Sur place, au jour J, c’est le festival du plastique. Les poubelles débordent de bouteilles de Gatorade, de couvercles de verres à café, d’emballages de barres énergétiques… Le repas offert aux sportifs est évidemment présenté dans du plastique : assiette, couverts, film alimentaire, contenant de salade de chou…
Échec et mat du zéro plastique aujourd’hui. Au moins, j’avais ma bouteille réutilisable.
JOUR 19
Visite à l’hôpital Sainte-Justine. À la cafétéria, je cherche à éviter les couverts jetables. Or, c’est impossible. Vérification faite, l’hôpital n’offre aucun couvert non jetable. Tout, absolument tout, les assiettes, les ustensiles, les barquettes, les bouteilles, tout est flanqué à la poubelle ou, pour certains articles choisis, au recyclage. La quantité de déchets générés donne le vertige.
Les vrais mordus du zéro déchet cuisinent beaucoup, apportent leur lunch et, surtout, se promènent en permanence avec leurs contenants repliables et refermables qui incluent les ustensiles, qu’ils utilisent dans les restaurants pour éviter les couverts jetables. J’avoue que je ne me suis pas rendue là.
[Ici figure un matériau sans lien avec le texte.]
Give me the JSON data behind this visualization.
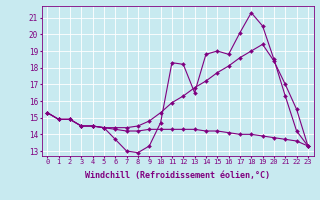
{
  "bg_color": "#c8eaf0",
  "grid_color": "#b8d8e0",
  "line_color": "#800080",
  "marker": "D",
  "marker_size": 2.0,
  "line_width": 0.8,
  "xlabel": "Windchill (Refroidissement éolien,°C)",
  "xlabel_fontsize": 6.0,
  "xtick_fontsize": 5.0,
  "ytick_fontsize": 5.5,
  "xlim": [
    -0.5,
    23.5
  ],
  "ylim": [
    12.7,
    21.7
  ],
  "yticks": [
    13,
    14,
    15,
    16,
    17,
    18,
    19,
    20,
    21
  ],
  "xticks": [
    0,
    1,
    2,
    3,
    4,
    5,
    6,
    7,
    8,
    9,
    10,
    11,
    12,
    13,
    14,
    15,
    16,
    17,
    18,
    19,
    20,
    21,
    22,
    23
  ],
  "series": [
    [
      15.3,
      14.9,
      14.9,
      14.5,
      14.5,
      14.4,
      13.7,
      13.0,
      12.9,
      13.3,
      14.7,
      18.3,
      18.2,
      16.5,
      18.8,
      19.0,
      18.8,
      20.1,
      21.3,
      20.5,
      18.5,
      16.3,
      14.2,
      13.3
    ],
    [
      15.3,
      14.9,
      14.9,
      14.5,
      14.5,
      14.4,
      14.4,
      14.4,
      14.5,
      14.8,
      15.3,
      15.9,
      16.3,
      16.8,
      17.2,
      17.7,
      18.1,
      18.6,
      19.0,
      19.4,
      18.4,
      17.0,
      15.5,
      13.3
    ],
    [
      15.3,
      14.9,
      14.9,
      14.5,
      14.5,
      14.4,
      14.3,
      14.2,
      14.2,
      14.3,
      14.3,
      14.3,
      14.3,
      14.3,
      14.2,
      14.2,
      14.1,
      14.0,
      14.0,
      13.9,
      13.8,
      13.7,
      13.6,
      13.3
    ]
  ]
}
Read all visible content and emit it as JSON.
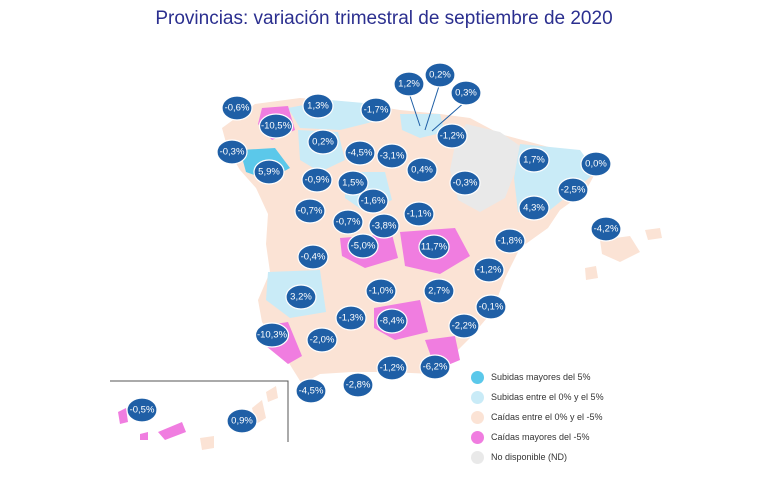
{
  "title": "Provincias: variación trimestral de septiembre de 2020",
  "colors": {
    "subidas_mayores_5": "#5bc8ea",
    "subidas_0_5": "#c9ebf7",
    "caidas_0_5": "#fbe3d5",
    "caidas_mayores_5": "#f07de0",
    "no_disponible": "#e9e9e9",
    "bubble": "#1f5fa6",
    "bubble_edge": "#ffffff"
  },
  "legend": [
    {
      "label": "Subidas mayores del 5%",
      "color": "#5bc8ea"
    },
    {
      "label": "Subidas entre el 0% y el 5%",
      "color": "#c9ebf7"
    },
    {
      "label": "Caídas entre el 0% y el -5%",
      "color": "#fbe3d5"
    },
    {
      "label": "Caídas mayores del -5%",
      "color": "#f07de0"
    },
    {
      "label": "No disponible (ND)",
      "color": "#e9e9e9"
    }
  ],
  "values": [
    "-0,6%",
    "-10,5%",
    "1,3%",
    "-1,7%",
    "1,2%",
    "0,2%",
    "0,3%",
    "-0,3%",
    "0,2%",
    "-4,5%",
    "-3,1%",
    "-1,2%",
    "5,9%",
    "-0,9%",
    "1,5%",
    "0,4%",
    "-0,3%",
    "1,7%",
    "0,0%",
    "-2,5%",
    "-1,6%",
    "-0,7%",
    "-0,7%",
    "-3,8%",
    "-1,1%",
    "4,3%",
    "-4,2%",
    "-5,0%",
    "11,7%",
    "-0,4%",
    "-1,8%",
    "-1,2%",
    "3,2%",
    "-1,0%",
    "2,7%",
    "-0,1%",
    "-10,3%",
    "-2,0%",
    "-1,3%",
    "-8,4%",
    "-2,2%",
    "-1,2%",
    "-6,2%",
    "-4,5%",
    "-2,8%",
    "-0,5%",
    "0,9%"
  ]
}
Un soir, la famille réclame un repas commandé au resto. Après une certaine réflexion (il y a du plastique dans les boîtes de poulet, dans les barquettes de sushis, le libanais est livré dans du styromousse), nous avons opté pour une pizza. Livrée dans un carton.
JOUR 30
Que retenir de cette expérience ? Que le virage vers la réduction du plastique est relativement aisé à prendre quand on y va une étape à la fois. Facile, par exemple, d’aller faire l’achat de quelques sacs de tissu ou de pochettes en filet dans un Dollarama, qu’on apporte à l’épicerie pour y placer ses fruits et légumes. Pas vraiment compliqué non plus d’aller faire de temps en temps le plein de produits ménagers ou de soins personnels dans un magasin zéro déchet, en réutilisant systématiquement ses contenants. Traîner un sac réutilisable pliable, une gourde et une paille en bambou dans son sac à main. Apporter son assiette et ses ustensiles au bureau.
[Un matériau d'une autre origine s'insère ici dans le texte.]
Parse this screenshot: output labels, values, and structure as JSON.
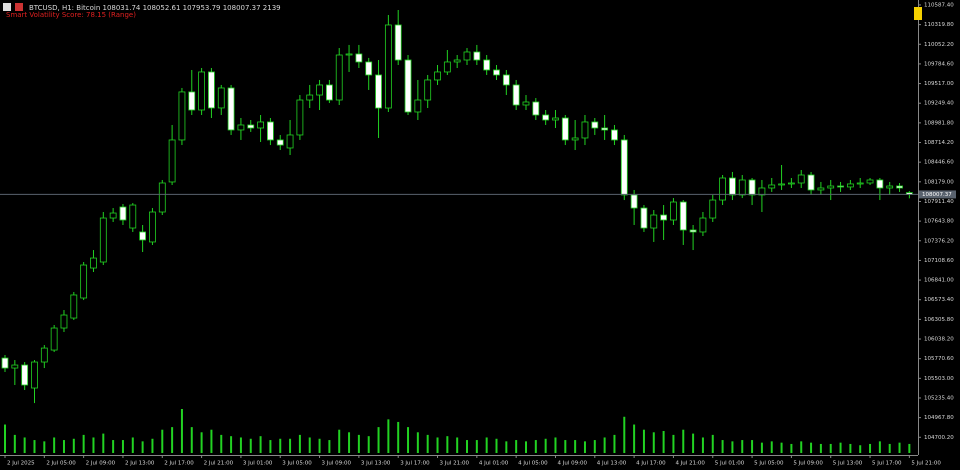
{
  "chart_data": {
    "type": "candlestick",
    "title": "BTCUSD, H1:  Bitcoin  108031.74 108052.61 107953.79 108007.37  2139",
    "subtitle": "Smart Volatility Score: 78.15 (Range)",
    "categories": [
      "2 Jul 2025",
      null,
      null,
      null,
      "2 Jul 05:00",
      null,
      null,
      null,
      "2 Jul 09:00",
      null,
      null,
      null,
      "2 Jul 13:00",
      null,
      null,
      null,
      "2 Jul 17:00",
      null,
      null,
      null,
      "2 Jul 21:00",
      null,
      null,
      null,
      "3 Jul 01:00",
      null,
      null,
      null,
      "3 Jul 05:00",
      null,
      null,
      null,
      "3 Jul 09:00",
      null,
      null,
      null,
      "3 Jul 13:00",
      null,
      null,
      null,
      "3 Jul 17:00",
      null,
      null,
      null,
      "3 Jul 21:00",
      null,
      null,
      null,
      "4 Jul 01:00",
      null,
      null,
      null,
      "4 Jul 05:00",
      null,
      null,
      null,
      "4 Jul 09:00",
      null,
      null,
      null,
      "4 Jul 13:00",
      null,
      null,
      null,
      "4 Jul 17:00",
      null,
      null,
      null,
      "4 Jul 21:00",
      null,
      null,
      null,
      "5 Jul 01:00",
      null,
      null,
      null,
      "5 Jul 05:00",
      null,
      null,
      null,
      "5 Jul 09:00",
      null,
      null,
      null,
      "5 Jul 13:00",
      null,
      null,
      null,
      "5 Jul 17:00",
      null,
      null,
      null,
      "5 Jul 21:00"
    ],
    "open": [
      105779,
      105643,
      105684,
      105371,
      105725,
      105888,
      106188,
      106324,
      106597,
      107005,
      107087,
      107686,
      107836,
      107550,
      107496,
      107360,
      107768,
      108177,
      108749,
      109403,
      109157,
      109675,
      109185,
      109457,
      108885,
      108953,
      108912,
      108994,
      108749,
      108640,
      108817,
      109293,
      109361,
      109498,
      109293,
      109906,
      109920,
      109811,
      109634,
      109184,
      110315,
      109838,
      109130,
      109293,
      109566,
      109675,
      109811,
      109838,
      109947,
      109838,
      109702,
      109634,
      109498,
      109225,
      109266,
      109089,
      109021,
      109048,
      108749,
      108776,
      108994,
      108912,
      108885,
      108749,
      108000,
      107822,
      107550,
      107727,
      107659,
      107904,
      107523,
      107496,
      107686,
      107931,
      108231,
      108000,
      108204,
      108000,
      108095,
      108136,
      108150,
      108163,
      108272,
      108068,
      108095,
      108122,
      108109,
      108150,
      108163,
      108204,
      108095,
      108122,
      108031.74
    ],
    "high": [
      105820,
      105752,
      105725,
      105752,
      105956,
      106229,
      106433,
      106679,
      107087,
      107250,
      107768,
      107822,
      107877,
      107890,
      107591,
      107822,
      108204,
      108953,
      109457,
      109702,
      109729,
      109729,
      109498,
      109498,
      109048,
      109021,
      109089,
      109048,
      108817,
      109021,
      109361,
      109498,
      109566,
      109566,
      110001,
      110043,
      110043,
      109866,
      109838,
      110451,
      110519,
      109906,
      109566,
      109634,
      109770,
      109974,
      109906,
      110001,
      110043,
      109906,
      109770,
      109702,
      109566,
      109361,
      109320,
      109157,
      109157,
      109089,
      109021,
      109089,
      109048,
      109089,
      108953,
      108817,
      108068,
      107863,
      107795,
      107863,
      107958,
      107931,
      107591,
      107768,
      108000,
      108272,
      108313,
      108272,
      108231,
      108204,
      108231,
      108408,
      108231,
      108340,
      108313,
      108177,
      108204,
      108177,
      108204,
      108231,
      108231,
      108231,
      108177,
      108163,
      108052.61
    ],
    "low": [
      105589,
      105412,
      105344,
      105166,
      105643,
      105861,
      106134,
      106297,
      106569,
      106951,
      107046,
      107632,
      107591,
      107496,
      107223,
      107319,
      107727,
      108136,
      108680,
      109089,
      109089,
      109048,
      109089,
      108817,
      108749,
      108858,
      108721,
      108680,
      108612,
      108544,
      108749,
      109184,
      109157,
      109252,
      109225,
      109675,
      109729,
      109430,
      108776,
      109130,
      109770,
      109089,
      109021,
      109184,
      109498,
      109634,
      109729,
      109770,
      109770,
      109634,
      109566,
      109361,
      109157,
      109157,
      109021,
      108953,
      108912,
      108680,
      108612,
      108680,
      108817,
      108749,
      108680,
      107931,
      107591,
      107496,
      107360,
      107387,
      107591,
      107319,
      107250,
      107441,
      107632,
      107863,
      107931,
      107958,
      107863,
      107768,
      108041,
      108068,
      108095,
      108095,
      108000,
      108000,
      107931,
      108041,
      108068,
      108095,
      108136,
      107931,
      108000,
      108041,
      107953.79
    ],
    "close": [
      105643,
      105684,
      105412,
      105725,
      105915,
      106188,
      106365,
      106638,
      107046,
      107141,
      107686,
      107754,
      107659,
      107863,
      107387,
      107768,
      108163,
      108749,
      109403,
      109157,
      109675,
      109185,
      109457,
      108885,
      108953,
      108912,
      108994,
      108749,
      108680,
      108817,
      109293,
      109361,
      109498,
      109293,
      109906,
      109920,
      109811,
      109634,
      109184,
      110315,
      109838,
      109130,
      109293,
      109566,
      109675,
      109811,
      109838,
      109947,
      109838,
      109702,
      109634,
      109498,
      109225,
      109266,
      109089,
      109021,
      109048,
      108749,
      108776,
      108994,
      108912,
      108885,
      108749,
      108000,
      107822,
      107550,
      107727,
      107659,
      107904,
      107523,
      107496,
      107686,
      107931,
      108231,
      108000,
      108204,
      108000,
      108095,
      108136,
      108150,
      108163,
      108272,
      108068,
      108095,
      108122,
      108109,
      108150,
      108163,
      108204,
      108095,
      108122,
      108095,
      108007.37
    ],
    "volume": [
      1100,
      700,
      600,
      500,
      450,
      600,
      500,
      550,
      700,
      600,
      750,
      500,
      500,
      600,
      450,
      550,
      900,
      1000,
      1700,
      1000,
      800,
      900,
      700,
      650,
      600,
      550,
      650,
      500,
      550,
      550,
      700,
      600,
      550,
      500,
      900,
      800,
      700,
      650,
      1000,
      1300,
      1200,
      1000,
      800,
      700,
      600,
      650,
      600,
      500,
      500,
      600,
      550,
      450,
      500,
      450,
      500,
      550,
      600,
      500,
      500,
      450,
      500,
      600,
      700,
      1400,
      1100,
      900,
      800,
      850,
      700,
      900,
      750,
      600,
      700,
      500,
      450,
      500,
      500,
      400,
      450,
      400,
      350,
      450,
      400,
      350,
      350,
      400,
      350,
      300,
      350,
      450,
      350,
      400,
      350
    ],
    "ylim": [
      104595,
      110655
    ],
    "yticks": [
      {
        "value": 110587.4,
        "label": "110587.40"
      },
      {
        "value": 110319.8,
        "label": "110319.80"
      },
      {
        "value": 110052.2,
        "label": "110052.20"
      },
      {
        "value": 109784.6,
        "label": "109784.60"
      },
      {
        "value": 109517,
        "label": "109517.00"
      },
      {
        "value": 109249.4,
        "label": "109249.40"
      },
      {
        "value": 108981.8,
        "label": "108981.80"
      },
      {
        "value": 108714.2,
        "label": "108714.20"
      },
      {
        "value": 108446.6,
        "label": "108446.60"
      },
      {
        "value": 108179,
        "label": "108179.00"
      },
      {
        "value": 107911.4,
        "label": "107911.40"
      },
      {
        "value": 107643.8,
        "label": "107643.80"
      },
      {
        "value": 107376.2,
        "label": "107376.20"
      },
      {
        "value": 107108.6,
        "label": "107108.60"
      },
      {
        "value": 106841,
        "label": "106841.00"
      },
      {
        "value": 106573.4,
        "label": "106573.40"
      },
      {
        "value": 106305.8,
        "label": "106305.80"
      },
      {
        "value": 106038.2,
        "label": "106038.20"
      },
      {
        "value": 105770.6,
        "label": "105770.60"
      },
      {
        "value": 105503,
        "label": "105503.00"
      },
      {
        "value": 105235.4,
        "label": "105235.40"
      },
      {
        "value": 104967.8,
        "label": "104967.80"
      },
      {
        "value": 104700.2,
        "label": "104700.20"
      }
    ],
    "last_price": 108007.37,
    "colors": {
      "background": "#000000",
      "up_body": "#000000",
      "down_body": "#ffffff",
      "wick": "#22d222",
      "volume": "#22d222",
      "price_line": "#59626e",
      "subtitle": "#e02020",
      "text": "#d8d8d8"
    }
  }
}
Bref, objectif zéro plastique, mais une étape à la fois.
ET LE RECYCLAGE ?
Pourquoi éviter de consommer du plastique, puisqu’on peut le recycler ? D’abord, il faut savoir qu’au Québec, 82 % des plastiques finissent à la poubelle et non dans le bac vert. De plus, le plastique, contrairement au verre, se dégrade dans l’opération recyclage. Le plastique issu d’une bouteille d’eau, par exemple, ne pourra pas être utilisé pour fabriquer une nouvelle bouteille d’eau. Il sera utilisé pour fabriquer un tapis ou une veste de laine polaire. Il faudra donc produire de nouveau du plastique pour fabriquer une autre bouteille d’eau, ce qui consomme du pétrole, l’ingrédient numéro un du plastique. Le terme downcycling résume bien cette lente dégradation de la matière plastique au fil des recyclages. Au vu des dommages que la production et le rejet de matières plastiques causent à l’environnement, l’idéal est donc de réduire à la source la consommation de matière plastique.